Depuis ses débuts en 1962, la PAC a soutenu un modèle productiviste et compétitif avec l’objectif affiché de garantir un approvisionnement stable en denrées alimentaires à un prix abordable pour les consommateur·rice·s. Cela s’est traduit par la mécanisation des activités agricoles et l’agrandissement des parcelles, la sélection de semences et de races à hauts potentiels de rendements et l’usage croissant d’engrais et de pesticides de synthèse de manière à augmenter la productivité agricole.
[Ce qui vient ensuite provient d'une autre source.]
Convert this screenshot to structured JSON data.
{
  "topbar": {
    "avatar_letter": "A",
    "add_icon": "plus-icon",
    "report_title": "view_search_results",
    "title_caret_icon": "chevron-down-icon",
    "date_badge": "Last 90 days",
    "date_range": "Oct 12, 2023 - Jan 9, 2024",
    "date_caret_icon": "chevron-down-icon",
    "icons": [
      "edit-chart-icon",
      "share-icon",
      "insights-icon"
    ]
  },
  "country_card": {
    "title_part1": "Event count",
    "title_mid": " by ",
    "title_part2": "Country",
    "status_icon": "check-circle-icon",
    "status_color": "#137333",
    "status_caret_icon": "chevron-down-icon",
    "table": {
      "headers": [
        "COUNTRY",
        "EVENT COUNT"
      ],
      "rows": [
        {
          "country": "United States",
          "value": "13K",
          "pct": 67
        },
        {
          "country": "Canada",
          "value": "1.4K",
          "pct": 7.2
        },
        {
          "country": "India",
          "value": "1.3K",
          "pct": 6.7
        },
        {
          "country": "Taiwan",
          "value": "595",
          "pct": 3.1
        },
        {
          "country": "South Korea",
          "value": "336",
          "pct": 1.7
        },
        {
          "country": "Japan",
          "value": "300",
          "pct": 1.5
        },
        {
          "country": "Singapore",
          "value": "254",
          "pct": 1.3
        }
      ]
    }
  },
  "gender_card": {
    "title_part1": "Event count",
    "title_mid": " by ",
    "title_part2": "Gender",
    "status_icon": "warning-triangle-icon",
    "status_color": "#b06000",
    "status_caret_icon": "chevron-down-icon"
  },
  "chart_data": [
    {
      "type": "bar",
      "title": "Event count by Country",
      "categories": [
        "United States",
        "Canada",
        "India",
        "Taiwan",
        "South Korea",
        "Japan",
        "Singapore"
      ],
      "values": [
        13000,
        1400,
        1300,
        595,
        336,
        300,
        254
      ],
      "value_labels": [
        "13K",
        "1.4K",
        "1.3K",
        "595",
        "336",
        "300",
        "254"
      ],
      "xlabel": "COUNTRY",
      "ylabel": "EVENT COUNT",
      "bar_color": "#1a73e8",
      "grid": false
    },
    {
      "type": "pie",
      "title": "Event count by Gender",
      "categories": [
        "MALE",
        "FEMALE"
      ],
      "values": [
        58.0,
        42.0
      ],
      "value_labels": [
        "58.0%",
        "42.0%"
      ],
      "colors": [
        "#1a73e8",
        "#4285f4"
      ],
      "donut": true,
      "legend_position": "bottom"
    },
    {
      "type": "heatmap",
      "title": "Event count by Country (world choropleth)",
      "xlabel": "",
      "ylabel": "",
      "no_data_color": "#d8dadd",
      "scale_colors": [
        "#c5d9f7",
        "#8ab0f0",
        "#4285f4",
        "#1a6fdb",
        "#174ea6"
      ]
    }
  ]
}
La plus grande partie du budget de la PAC, appelée 1er pilier (80% du budget de la PAC en France) vise à soutenir le revenu des paysan·ne·s. Elles ne prennent pas en charge les investissements qui contribuent à l’industrialisation de l’agriculture (machines agricoles plus puissantes, plus larges, plus précises…), mais elles entendent contrebalancer, du moins en partie, le poids de ces investissements. La quasi-totalité de ces aides directes sont surfaciques, c’est-à-dire qu’elles sont allouées en fonction de la superficie exploitée. Plus une ferme a d’hectares, plus elle reçoit des aides surfaciques, et ce quel que soit le mode de production. Les droits à paiement de base (DPB) suivent cette logique et sont le principal outil du 1er pilier.
La PAC a évolué au fil des réformes pour tenter de limiter les effets néfastes du modèle agro-industriel :
- L’éco-conditionnalité, introduite en 2003, est un ensemble de règles environnementales que doivent respecter les paysan·ne·s pour pouvoir bénéficier de la totalité des aides surfaciques qu’ils·elles demandent.
- Le paiement vert ou « verdissement », introduit en 2014 dans le 1er pilier, est une aide directe dont l’octroi dépend du respect de trois conditions relatives à la proportion de prairies permanentes par région, aux surfaces d’intérêt écologique et à la diversité de l’assolement sur l’exploitation.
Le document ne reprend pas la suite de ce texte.